Explicit models of motions to analyze NMR relaxation data in proteins

TL;DR

This paper introduces explicit models of molecular motions for analyzing NMR relaxation data in proteins, especially methyl groups, demonstrating their robustness over traditional Model Free approaches in the presence of rotamer jumps.

Contribution

It presents a method to build explicit motion models from molecular dynamics simulations for better NMR relaxation data analysis in proteins.

Findings

Explicit models outperform Model Free in the presence of rotamer jumps.

Models are particularly suited for methyl-bearing side-chains.

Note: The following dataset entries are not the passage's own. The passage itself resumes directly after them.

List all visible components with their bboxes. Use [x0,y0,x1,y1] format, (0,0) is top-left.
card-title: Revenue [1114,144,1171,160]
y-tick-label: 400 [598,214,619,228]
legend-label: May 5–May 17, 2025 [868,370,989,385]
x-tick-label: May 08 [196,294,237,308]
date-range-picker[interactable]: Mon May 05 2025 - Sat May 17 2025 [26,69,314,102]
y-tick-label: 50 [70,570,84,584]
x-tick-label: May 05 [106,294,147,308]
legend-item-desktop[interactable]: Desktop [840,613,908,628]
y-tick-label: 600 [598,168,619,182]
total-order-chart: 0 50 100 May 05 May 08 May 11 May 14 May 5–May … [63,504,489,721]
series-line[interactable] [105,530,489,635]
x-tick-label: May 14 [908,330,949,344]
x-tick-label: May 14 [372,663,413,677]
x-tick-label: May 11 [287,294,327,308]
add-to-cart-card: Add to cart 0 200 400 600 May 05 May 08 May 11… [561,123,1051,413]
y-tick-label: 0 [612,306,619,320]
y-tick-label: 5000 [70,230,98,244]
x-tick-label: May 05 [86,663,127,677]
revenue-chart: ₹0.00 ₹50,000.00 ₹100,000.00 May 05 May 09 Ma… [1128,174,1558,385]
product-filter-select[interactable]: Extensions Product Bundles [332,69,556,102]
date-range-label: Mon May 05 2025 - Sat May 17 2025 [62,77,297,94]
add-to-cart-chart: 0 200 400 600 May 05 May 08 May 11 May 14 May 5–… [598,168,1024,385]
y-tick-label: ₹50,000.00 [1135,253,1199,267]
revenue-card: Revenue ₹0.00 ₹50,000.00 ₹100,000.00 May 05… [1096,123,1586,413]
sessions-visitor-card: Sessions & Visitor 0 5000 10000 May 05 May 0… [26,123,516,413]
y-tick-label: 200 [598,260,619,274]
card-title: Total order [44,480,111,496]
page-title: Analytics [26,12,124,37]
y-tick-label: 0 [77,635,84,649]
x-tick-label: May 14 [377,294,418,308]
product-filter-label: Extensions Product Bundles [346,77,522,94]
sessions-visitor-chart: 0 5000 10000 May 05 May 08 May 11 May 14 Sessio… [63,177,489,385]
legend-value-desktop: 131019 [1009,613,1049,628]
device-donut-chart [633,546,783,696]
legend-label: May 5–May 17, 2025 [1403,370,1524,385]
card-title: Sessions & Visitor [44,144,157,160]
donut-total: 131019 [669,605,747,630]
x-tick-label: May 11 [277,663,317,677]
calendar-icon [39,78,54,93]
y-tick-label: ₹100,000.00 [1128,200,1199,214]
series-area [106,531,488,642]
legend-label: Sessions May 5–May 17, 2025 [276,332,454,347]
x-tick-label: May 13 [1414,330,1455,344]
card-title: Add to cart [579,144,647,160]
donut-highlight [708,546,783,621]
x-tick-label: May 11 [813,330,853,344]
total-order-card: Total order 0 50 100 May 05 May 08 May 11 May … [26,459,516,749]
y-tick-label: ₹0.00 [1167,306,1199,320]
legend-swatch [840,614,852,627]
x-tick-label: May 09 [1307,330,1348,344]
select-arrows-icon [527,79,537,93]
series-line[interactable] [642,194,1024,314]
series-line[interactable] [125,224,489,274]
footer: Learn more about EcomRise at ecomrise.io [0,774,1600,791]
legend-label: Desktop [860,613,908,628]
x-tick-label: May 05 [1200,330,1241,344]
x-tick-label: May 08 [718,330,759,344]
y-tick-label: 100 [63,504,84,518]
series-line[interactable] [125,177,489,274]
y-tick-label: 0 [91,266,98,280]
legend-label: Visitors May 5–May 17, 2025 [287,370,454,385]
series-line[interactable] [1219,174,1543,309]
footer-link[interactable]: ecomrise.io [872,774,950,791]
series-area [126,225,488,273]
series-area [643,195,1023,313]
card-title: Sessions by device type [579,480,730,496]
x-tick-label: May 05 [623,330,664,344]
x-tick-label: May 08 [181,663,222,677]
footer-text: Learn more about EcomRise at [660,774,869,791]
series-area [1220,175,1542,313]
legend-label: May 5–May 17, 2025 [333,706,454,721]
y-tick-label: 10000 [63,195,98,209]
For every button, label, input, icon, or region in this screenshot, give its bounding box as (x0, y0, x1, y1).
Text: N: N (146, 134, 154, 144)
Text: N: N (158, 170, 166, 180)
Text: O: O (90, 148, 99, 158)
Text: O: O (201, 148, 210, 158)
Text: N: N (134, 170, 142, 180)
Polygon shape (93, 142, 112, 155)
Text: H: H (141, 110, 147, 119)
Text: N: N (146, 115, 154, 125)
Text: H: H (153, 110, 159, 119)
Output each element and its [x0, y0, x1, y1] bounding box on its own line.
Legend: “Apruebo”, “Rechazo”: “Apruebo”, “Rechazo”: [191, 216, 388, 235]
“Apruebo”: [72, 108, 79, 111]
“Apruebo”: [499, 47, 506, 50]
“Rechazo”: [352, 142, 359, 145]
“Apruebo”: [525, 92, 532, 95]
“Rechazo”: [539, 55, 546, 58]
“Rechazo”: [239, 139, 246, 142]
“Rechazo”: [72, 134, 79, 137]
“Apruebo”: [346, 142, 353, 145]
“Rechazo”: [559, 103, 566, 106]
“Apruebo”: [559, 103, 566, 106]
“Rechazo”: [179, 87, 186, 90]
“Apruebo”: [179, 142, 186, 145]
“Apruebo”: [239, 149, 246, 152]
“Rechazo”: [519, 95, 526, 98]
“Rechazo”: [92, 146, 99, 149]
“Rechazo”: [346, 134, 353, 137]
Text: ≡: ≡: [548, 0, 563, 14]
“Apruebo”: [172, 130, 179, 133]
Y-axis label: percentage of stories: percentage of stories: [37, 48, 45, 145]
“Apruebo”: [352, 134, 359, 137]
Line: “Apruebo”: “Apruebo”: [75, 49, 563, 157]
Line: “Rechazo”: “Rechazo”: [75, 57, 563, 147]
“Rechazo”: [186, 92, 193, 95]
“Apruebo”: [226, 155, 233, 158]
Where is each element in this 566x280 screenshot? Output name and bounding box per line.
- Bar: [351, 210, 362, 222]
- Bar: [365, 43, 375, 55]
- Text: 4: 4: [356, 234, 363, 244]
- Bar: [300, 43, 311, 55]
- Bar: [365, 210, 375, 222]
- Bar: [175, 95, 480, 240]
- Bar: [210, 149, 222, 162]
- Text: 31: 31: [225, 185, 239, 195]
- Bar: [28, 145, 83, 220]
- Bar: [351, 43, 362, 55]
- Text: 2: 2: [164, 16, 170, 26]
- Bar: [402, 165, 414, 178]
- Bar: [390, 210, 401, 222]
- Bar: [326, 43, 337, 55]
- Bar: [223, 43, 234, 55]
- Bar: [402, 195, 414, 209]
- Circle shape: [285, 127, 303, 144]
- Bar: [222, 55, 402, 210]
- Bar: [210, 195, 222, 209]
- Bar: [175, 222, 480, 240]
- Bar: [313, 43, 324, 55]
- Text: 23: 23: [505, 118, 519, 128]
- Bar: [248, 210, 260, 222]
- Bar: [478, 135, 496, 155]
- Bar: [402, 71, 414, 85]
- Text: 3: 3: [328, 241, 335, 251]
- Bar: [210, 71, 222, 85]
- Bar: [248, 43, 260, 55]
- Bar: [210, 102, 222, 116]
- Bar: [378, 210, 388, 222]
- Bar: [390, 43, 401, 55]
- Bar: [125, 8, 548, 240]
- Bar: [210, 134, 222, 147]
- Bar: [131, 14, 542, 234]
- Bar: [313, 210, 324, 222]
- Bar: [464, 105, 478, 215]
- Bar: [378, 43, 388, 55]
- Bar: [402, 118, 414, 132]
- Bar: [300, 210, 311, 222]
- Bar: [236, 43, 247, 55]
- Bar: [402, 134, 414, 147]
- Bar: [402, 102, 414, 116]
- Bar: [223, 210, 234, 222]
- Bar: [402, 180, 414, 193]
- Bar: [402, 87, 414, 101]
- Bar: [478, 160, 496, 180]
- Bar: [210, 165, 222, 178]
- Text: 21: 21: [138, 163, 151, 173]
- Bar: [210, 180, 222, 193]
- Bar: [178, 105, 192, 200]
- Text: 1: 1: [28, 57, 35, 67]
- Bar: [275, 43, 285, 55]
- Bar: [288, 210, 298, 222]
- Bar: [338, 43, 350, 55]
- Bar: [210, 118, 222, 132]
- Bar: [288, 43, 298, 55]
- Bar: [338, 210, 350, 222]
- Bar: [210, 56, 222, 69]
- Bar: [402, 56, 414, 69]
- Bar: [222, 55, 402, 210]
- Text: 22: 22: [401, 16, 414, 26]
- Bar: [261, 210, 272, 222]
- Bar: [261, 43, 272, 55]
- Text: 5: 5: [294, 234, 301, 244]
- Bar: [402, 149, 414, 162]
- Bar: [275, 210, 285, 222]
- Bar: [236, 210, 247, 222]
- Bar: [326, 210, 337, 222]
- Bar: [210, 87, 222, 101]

Synthetic data shows increased robustness of explicit models.

Abstract

Nuclear Magnetic Resonance (NMR) is a tool of choice to characterize molecular motions. In biological macromolecules, pico- to nano-second motions, in particular, can be probed by nuclear spin relaxation rates which depend on the time fluctuations of the orientations of spin interaction frames. For the past 40 years, relaxation rates have been successfully analyzed using the Model Free (MF) approach which makes no assumption on the nature of motions and reports on the effective amplitude and time-scale of the motions. However, obtaining a mechanistic picture of motions from this type of analysis is difficult at best, unless complemented with molecular dynamics (MD) simulations. In spite of their limited accuracy, such simulations can be used to obtain the information necessary to build explicit models of motions designed to analyze NMR relaxation data. Here, we present how to build such models, suited in particular to describe motions of methyl-bearing protein side-chains and compare them with the MF approach. We show on synthetic data that explicit models of motions are more robust in the presence of rotamer jumps which dominate the relaxation in methyl groups of protein side-chains. We expect this work to motivate the use of explicit models of motion to analyze MD and NMR data.